Poster Pearls From ADA 2017: 13 New Things You'll Be Glad You Know

Laurie Scudder, DNP, NP


June 20, 2017

In This Article

New Insights into Management

The American Diabetes Association's (ADA's) 77th Annual Scientific Sessions just concluded in San Diego. Much of the attention deservedly went to some of the groundbreaking clinical trial results released at the meeting, but the conference was also notable for literally hundreds of smaller studies featured in the posters section. Although selecting just a few to feature was difficult, we bring you a sampling of the amazing workgoing on under the radar.

Changing Meds for All the Wrong Reasons

What happens to patients who have to change their antihyperglycemic medication because of financial reasons, such as an insurer no longer paying for their particular drug? In a study looking at self-reported data from 451 patients with type 2 diabetes (T2DM), Natalia Flores, PhD, a health outcomes research manager at Kantar Health, and colleagues[1] asked patients how the switch made them feel and how it affected their diabetes. Patients in the survey were 59 years old on average, about one half were women, and one quarter were covered by Medicaid.

As a whole, the forced changed in medication was most often associated with reports of feeling very/extremely frustrated, surprised, upset, and angry. More than 20% of patients reporting a negative impact on blood glucose level, diabetes, and general health. A small number, fewer than 1 in 10, reported old symptoms returning, and about 14% experienced new side effects. Overall, though, similar numbers of patients reported satisfaction with both their old and new medication. So although the change may be unwelcome and certainly requires close monitoring during the transition, most patients end up reasonably happy with the new drug—which is good news, because most clinicians probably won't be able to prevent the change.
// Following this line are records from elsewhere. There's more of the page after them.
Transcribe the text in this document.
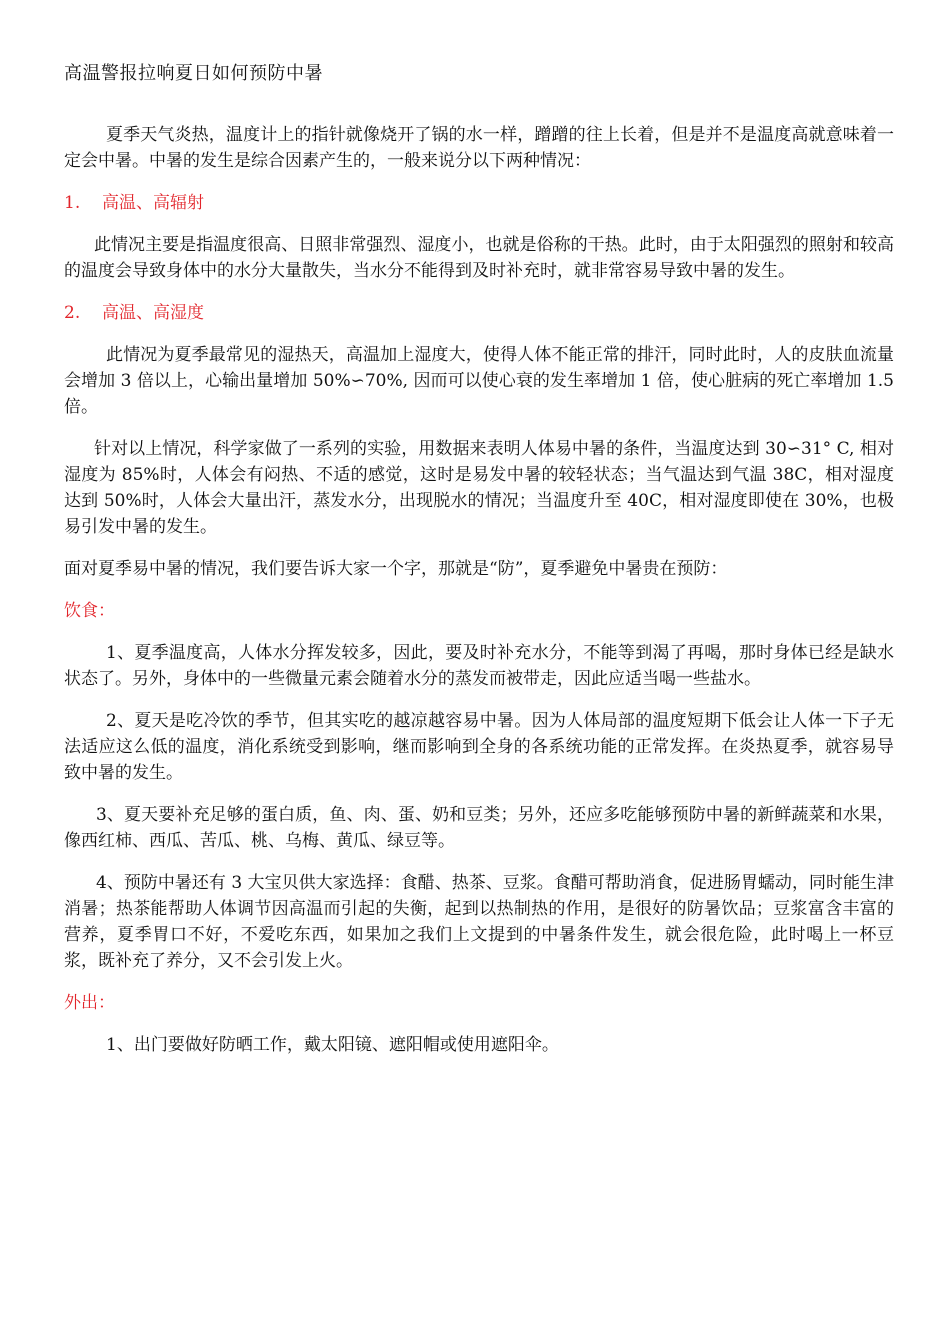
高温警报拉响夏日如何预防中暑

夏季天气炎热，温度计上的指针就像烧开了锅的水一样，蹭蹭的往上长着，但是并不是温度高就意味着一定会中暑。中暑的发生是综合因素产生的，一般来说分以下两种情况：

1. 高温、高辐射

此情况主要是指温度很高、日照非常强烈、湿度小，也就是俗称的干热。此时，由于太阳强烈的照射和较高的温度会导致身体中的水分大量散失，当水分不能得到及时补充时，就非常容易导致中暑的发生。

2. 高温、高湿度

此情况为夏季最常见的湿热天，高温加上湿度大，使得人体不能正常的排汗，同时此时，人的皮肤血流量会增加 3 倍以上，心输出量增加 50%∽70%, 因而可以使心衰的发生率增加 1 倍，使心脏病的死亡率增加 1.5 倍。

针对以上情况，科学家做了一系列的实验，用数据来表明人体易中暑的条件，当温度达到 30∽31° C, 相对湿度为 85%时，人体会有闷热、不适的感觉，这时是易发中暑的较轻状态；当气温达到气温 38C，相对湿度达到 50%时，人体会大量出汗，蒸发水分，出现脱水的情况；当温度升至 40C，相对湿度即使在 30%，也极易引发中暑的发生。

面对夏季易中暑的情况，我们要告诉大家一个字，那就是“防”，夏季避免中暑贵在预防：

饮食：

1、夏季温度高，人体水分挥发较多，因此，要及时补充水分，不能等到渴了再喝，那时身体已经是缺水状态了。另外，身体中的一些微量元素会随着水分的蒸发而被带走，因此应适当喝一些盐水。

2、夏天是吃冷饮的季节，但其实吃的越凉越容易中暑。因为人体局部的温度短期下低会让人体一下子无法适应这么低的温度，消化系统受到影响，继而影响到全身的各系统功能的正常发挥。在炎热夏季，就容易导致中暑的发生。

3、夏天要补充足够的蛋白质，鱼、肉、蛋、奶和豆类；另外，还应多吃能够预防中暑的新鲜蔬菜和水果，像西红柿、西瓜、苦瓜、桃、乌梅、黄瓜、绿豆等。

4、预防中暑还有 3 大宝贝供大家选择：食醋、热茶、豆浆。食醋可帮助消食，促进肠胃蠕动，同时能生津消暑；热茶能帮助人体调节因高温而引起的失衡，起到以热制热的作用，是很好的防暑饮品；豆浆富含丰富的营养，夏季胃口不好，不爱吃东西，如果加之我们上文提到的中暑条件发生，就会很危险，此时喝上一杯豆浆，既补充了养分，又不会引发上火。

外出：

1、出门要做好防晒工作，戴太阳镜、遮阳帽或使用遮阳伞。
Factors That Make the A1c Go Down

The MOSAIc (Multinational Observational Study Assessing Insulin use) study is a multinational observational cohort study[2] that seeks to identify factors associated with insulin progression in patients with T2DM. Several patient, physician, and healthcare system factors were found to be predictive of a reduction in A1c > 0.5%, or achievement of a patient's therapy goal and therefore no necessity for intensification of insulin therapy. Several baseline characteristics were more likely in this group; these included Hispanic or Latino ethnicity, macrovascular complications, at least one hypoglycemic episode in the month before study entry, a lower A1c value, a nonendocrinologist physician, and public health insurance.

Oral Agents Versus Insulin as First-Line Therapy

Initiation of insulin in patients with a severely elevated A1c can be difficult in low-income settings, where negative perceptions of the drug are a real barrier. Elizabeth Vaughn, DO, and colleagues[3] at CHI St. Luke's Health-Patients Medical Center conducted a retrospective chart review of almost 500 adult patients seen in low-income community clinics with newly diagnosed T2DM to determine how A1c levels changed at 12 months for those placed on oral agents (82%) versus those initially treated with insulin (18%).

In a subset analysis of only patients with A1c > 11% at diagnosis, the investigators found no statistically significant differences in A1c levels at 1 year (insulin-treated group, -5.06%; oral agent-treated group, -4.62%). The insulin-treated group did, however, have more emergency department visits per year, and that difference achieved statistical significance. The authors concluded that oral agents are as clinically effective as insulin, even in this group with markedly elevated A1c levels.

Long-term Weight Loss After Bariatric Surgery

Bariatric surgery is increasingly recognized as an important tool in the fight against adolescent obesity. However, long-term results are lacking. Justin R. Ryder, PhD, of the University of Minnesota, and colleagues[4] followed 50 teens who underwent Roux-en-Y gastric bypass surgery, collecting anthropometric data and questionnaires to assess diet, activity, and quality of life at least 5 years (mean, 8 ± 2 years) after surgery. These youth were then compared with a control group recruited at a weight management clinic who were not treated surgically.

Approximately one half of the surgical group maintained their weight within 20% of their nadir, and weight-loss outcomes were superior in those treated surgically. Of note, no behavioral factors, such as eating behavior or physical activity, were strongly associated with maintenance of weight loss. The one factor that was strongly associated with success? Self-reported improvement in quality of life.

Factors Associated With Retinopathy

Young-adult onset of T2DM is recognized to be a particularly aggressive condition, but the incidence of microvascular complications, and particularly retinopathy, in this subset of patients has not been well studied. Timothy Middleton and colleagues[5] at the University of Sydney examined data in the RPAH Diabetes Centre Database collected between 1990 and 2016 to compare microvascular complication rates (retinopathy, microalbuminuria, peripheral neuropathy) in patients with onset of T2DM between 15 and 69 years of age. The odds of retinopathy 10-15 years after a T2DM diagnosis were greatest in those with onset between the ages of 15 and 30 years (odds ratio, 6.0; P = .02). Clearly, annual eye screening must be prioritized in this subset of patients.